= Joel F. Harrington =

American historian

Joel Francis Harrington (born August 25, 1959) is an American historian of pre-modern Germany. He is currently Centennial Professor of History at Vanderbilt University. He has published books for both scholarly and general audiences, and his work has been translated into thirteen foreign languages.

==Education==
Harrington was born in Toledo, Ohio, and attended Catholic elementary and secondary schools there. He graduated from the University of Notre Dame in 1981 with a B.A. in English and History. After studying at universities in France and Germany, Harrington was awarded a Ph.D. in History from the University of Michigan, Ann Arbor in 1989.

==Career and Scholarship==
Since 1989, Harrington has taught at Vanderbilt University, where he is now Centennial Professor of History. His research has focused on pre-1700 Germany, particularly on social, legal, and religious topics. He has been especially interested in finding a balanced perspective on short-term micro-historical individual experiences and long-term macro-historical social structures.

Harrington's most recent monograph, Dangerous Mystic, provides a focused study of the life and teachings of the famous medieval friar Meister Eckhart. His third monograph, The Faithful Executioner, adopted a similar approach for the life and times of a sixteenth-century German executioner. Following the release of The Faithful Executioner, Harrington edited and translated The Executioner's Journal: Meister Frantz Schmidt of the Imperial City. Harrington has also published The Unwanted Child (2009) and Reordering Marriage and Society in Reformation Germany (1995). He worked as an editor for A Cloud of Witnesses: Readings in the History of Western Christianity (2001) and co-edited Names and Naming in Early Modern Germany with Marjorie Elizabeth Plummer in 2019.
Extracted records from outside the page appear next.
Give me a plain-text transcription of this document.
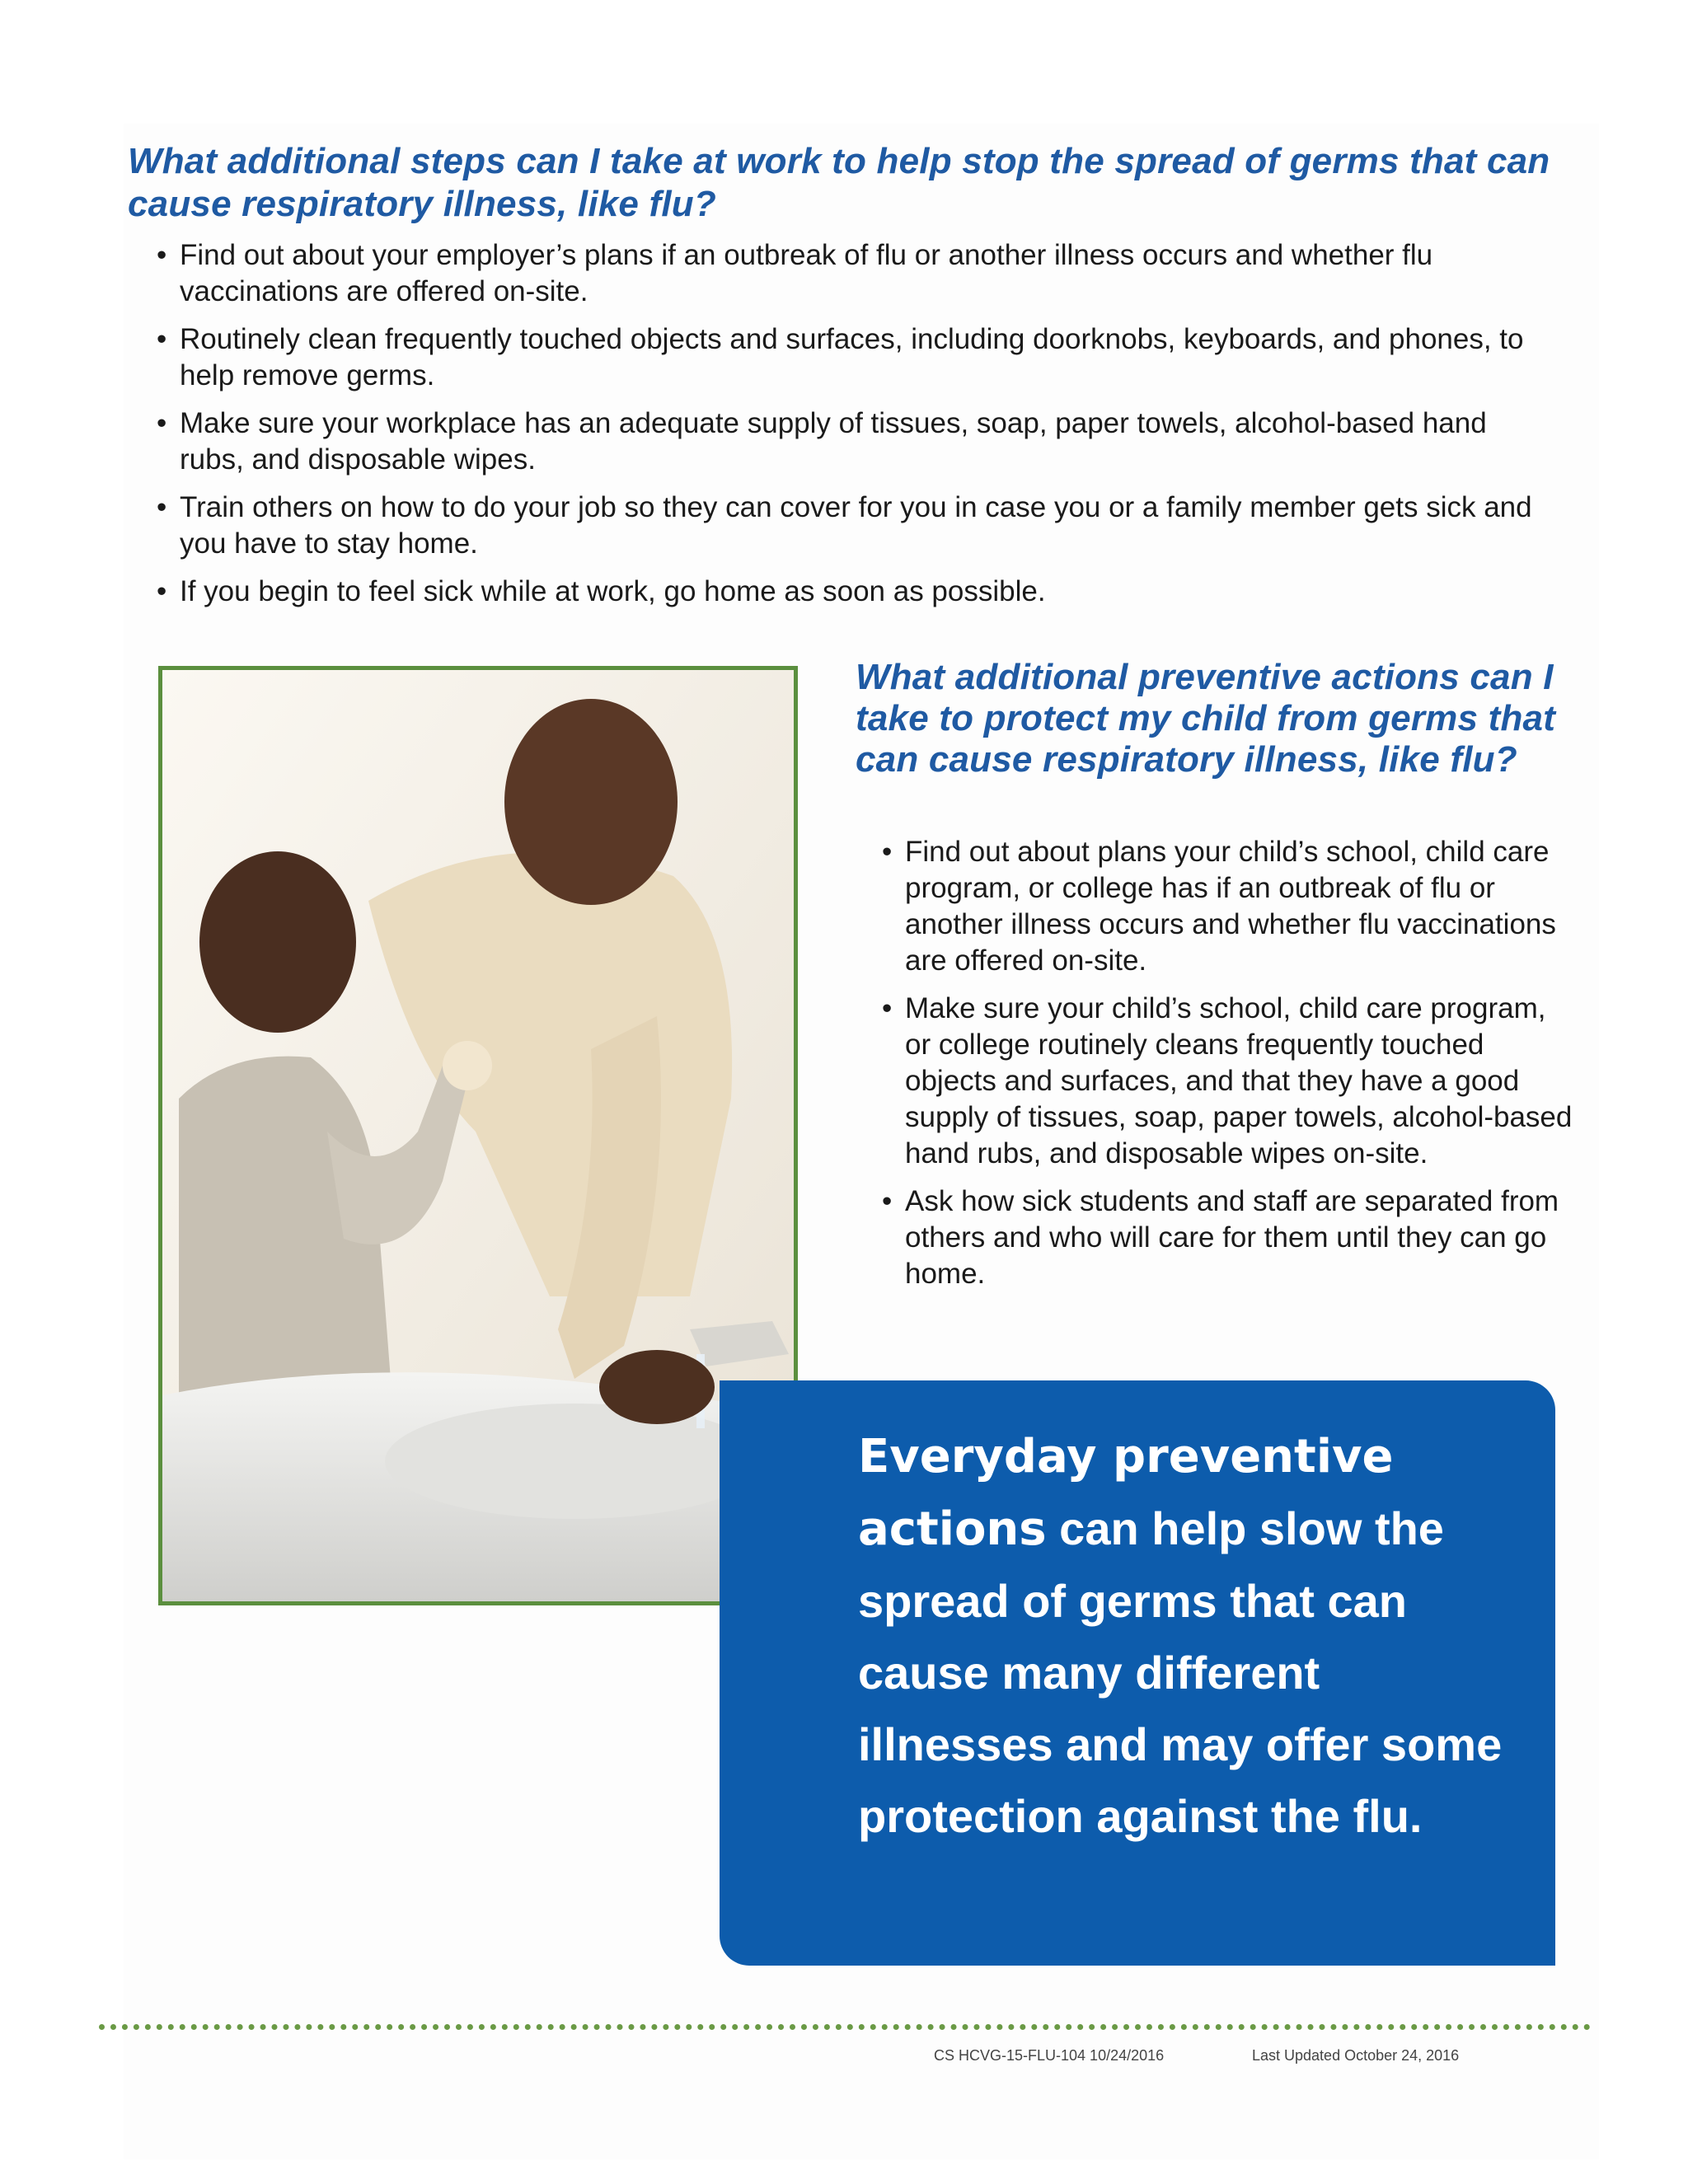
What additional steps can I take at work to help stop the spread of germs that can cause respiratory illness, like flu?
• Find out about your employer’s plans if an outbreak of flu or another illness occurs and whether flu vaccinations are offered on-site.
• Routinely clean frequently touched objects and surfaces, including doorknobs, keyboards, and phones, to help remove germs.
• Make sure your workplace has an adequate supply of tissues, soap, paper towels, alcohol-based hand rubs, and disposable wipes.
• Train others on how to do your job so they can cover for you in case you or a family member gets sick and you have to stay home.
• If you begin to feel sick while at work, go home as soon as possible.
What additional preventive actions can I take to protect my child from germs that can cause respiratory illness, like flu?
• Find out about plans your child’s school, child care program, or college has if an outbreak of flu or another illness occurs and whether flu vaccinations are offered on-site.
• Make sure your child’s school, child care program, or college routinely cleans frequently touched objects and surfaces, and that they have a good supply of tissues, soap, paper towels, alcohol-based hand rubs, and disposable wipes on-site.
• Ask how sick students and staff are separated from others and who will care for them until they can go home.

Everyday preventive actions can help slow the spread of germs that can cause many different illnesses and may offer some protection against the flu.

CS HCVG-15-FLU-104 10/24/2016	Last Updated October 24, 2016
Harrington was a visiting fellow at Institut für Geschichte der Medizin (Universität Erlangen-Nürnberg), Herzog August Bibliothek (Wolfenbüttel), Clare College (Cambridge University) and at the American Academy in Berlin.

== Personal life ==
Harrington lives in Nashville, Tennessee with his wife, Beth Monin Harrington, and their two children.

==Award and honors==

- American Academy of Arts and Letters Literature Award (2020)
- Guggenheim Fellowship (2018)
- Vanderbilt Chancellor's Research Award (2014)
- Roland H. Bainton Book Prize in History for The Unwanted Child (2010)
- Berlin Prize, American Academy in Berlin (2009)
- National Endowment for the Humanities Fellowship (1999)
- Fulbright-Hays Fellowship (1985)

==Selected bibliography==

=== Books ===

- Reordering Marriage and Society in Reformation Germany (Cambridge University Press, 1995; paperback: 2005). ISBN 0-521-46483-8.
- (Editor), A Cloud of Witnesses: Readings in the History of Western Christianity (Houghton Mifflin, 2001). ISBN 0-395-96883-6.
- The Unwanted Child: The Fate of Orphans, Foundlings, and Juvenile Criminals in Early Modern Germany (University of Chicago Press, 2009; paperback: 2013). ISBN 978-0-226-31729-8.
- The Faithful Executioner: Life and Death, Honor and Shame in the Turbulent Sixteenth Century (Farrar, Straus & Giroux, 2013; Paperback: 2013). ISBN 978-1-250-04361-0.
- (Editor & Translator), The Executioner’s Journal: Meister Frantz Schmidt of the Imperial City of Nuremberg (University of Virginia Press, 2016). ISBN 978-0-8139-3871-4.
- Dangerous Mystic: Meister Eckhart’s Path to the God Within (Penguin Press, 2018). ISBN 978-1-101-98156-6.
- (Co-editor with Marjorie Elizabeth Plummer), Names and Naming in Early Modern Germany (Berghahn, 2019). ISBN 978-1-78920-211-3.